Basic Qualifications:

• Requires a Bachelor’s Degree and at least 9 years of experience in IT. Masters in Data Analytics preferred.
• US Citizenship with a Secret clearance and with the ability to obtain a Top Secret clearance.
• Must be able to work a hybrid schedule.
• Hands-on experience with Unix in a STIG environment.
• Proficiency in working with bash prompts, including editing configuration files and performing troubleshooting analysis with TCPDump.
• Prior Tier-1 Administrator experience, including familiarity with network protocols such as DNS, DHCP, LDAP, SSH, SMTP, etc.
• At least 3 years of hands-on Splunk Administration experience in a multi-indexer search head cluster environment.

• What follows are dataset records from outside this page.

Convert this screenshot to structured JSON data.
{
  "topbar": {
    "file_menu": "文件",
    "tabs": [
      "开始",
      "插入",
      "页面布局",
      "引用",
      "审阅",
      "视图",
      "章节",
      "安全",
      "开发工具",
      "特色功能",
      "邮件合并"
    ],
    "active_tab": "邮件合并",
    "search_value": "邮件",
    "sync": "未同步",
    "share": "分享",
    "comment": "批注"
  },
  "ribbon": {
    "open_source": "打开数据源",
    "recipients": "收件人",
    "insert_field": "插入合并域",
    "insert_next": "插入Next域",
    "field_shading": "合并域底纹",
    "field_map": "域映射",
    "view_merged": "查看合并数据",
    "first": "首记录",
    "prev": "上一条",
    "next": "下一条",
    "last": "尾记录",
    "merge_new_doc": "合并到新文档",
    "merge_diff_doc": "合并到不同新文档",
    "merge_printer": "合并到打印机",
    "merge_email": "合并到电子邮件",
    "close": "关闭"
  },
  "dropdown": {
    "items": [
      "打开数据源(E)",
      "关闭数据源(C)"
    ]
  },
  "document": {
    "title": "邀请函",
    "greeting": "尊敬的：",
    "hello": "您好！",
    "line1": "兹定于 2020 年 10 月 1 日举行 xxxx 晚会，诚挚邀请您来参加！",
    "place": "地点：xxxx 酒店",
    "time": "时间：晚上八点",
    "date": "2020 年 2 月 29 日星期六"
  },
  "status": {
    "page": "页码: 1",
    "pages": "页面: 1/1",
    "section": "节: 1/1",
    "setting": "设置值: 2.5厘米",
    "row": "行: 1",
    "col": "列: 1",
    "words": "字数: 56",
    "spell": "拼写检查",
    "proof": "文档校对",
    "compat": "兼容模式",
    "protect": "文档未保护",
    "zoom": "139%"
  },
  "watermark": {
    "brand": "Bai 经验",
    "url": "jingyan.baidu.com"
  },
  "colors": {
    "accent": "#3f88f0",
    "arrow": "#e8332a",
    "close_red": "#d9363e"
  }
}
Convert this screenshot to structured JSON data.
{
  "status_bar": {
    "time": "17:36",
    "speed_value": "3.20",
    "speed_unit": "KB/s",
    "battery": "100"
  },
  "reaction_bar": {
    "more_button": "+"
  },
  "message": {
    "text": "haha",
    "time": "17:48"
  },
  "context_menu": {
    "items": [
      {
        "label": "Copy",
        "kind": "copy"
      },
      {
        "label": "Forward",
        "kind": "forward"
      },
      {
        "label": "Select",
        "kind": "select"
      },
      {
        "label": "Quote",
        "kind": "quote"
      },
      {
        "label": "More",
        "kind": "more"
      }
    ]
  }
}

• Understanding of security-centric data sets.
• Familiarity with cloud computing and experience working in a cloud environment.
• Proficiency in Python, SQL, Bash, and PowerShell.
• Must have one of the following certifications: CASP+ CE, CCNP, CEH, CFR, CHFI, CISA, CISSP, Cloud+, CND, CySA+, GCED, GCIH, GICSP, or SSCP or the ability to obtain before start date.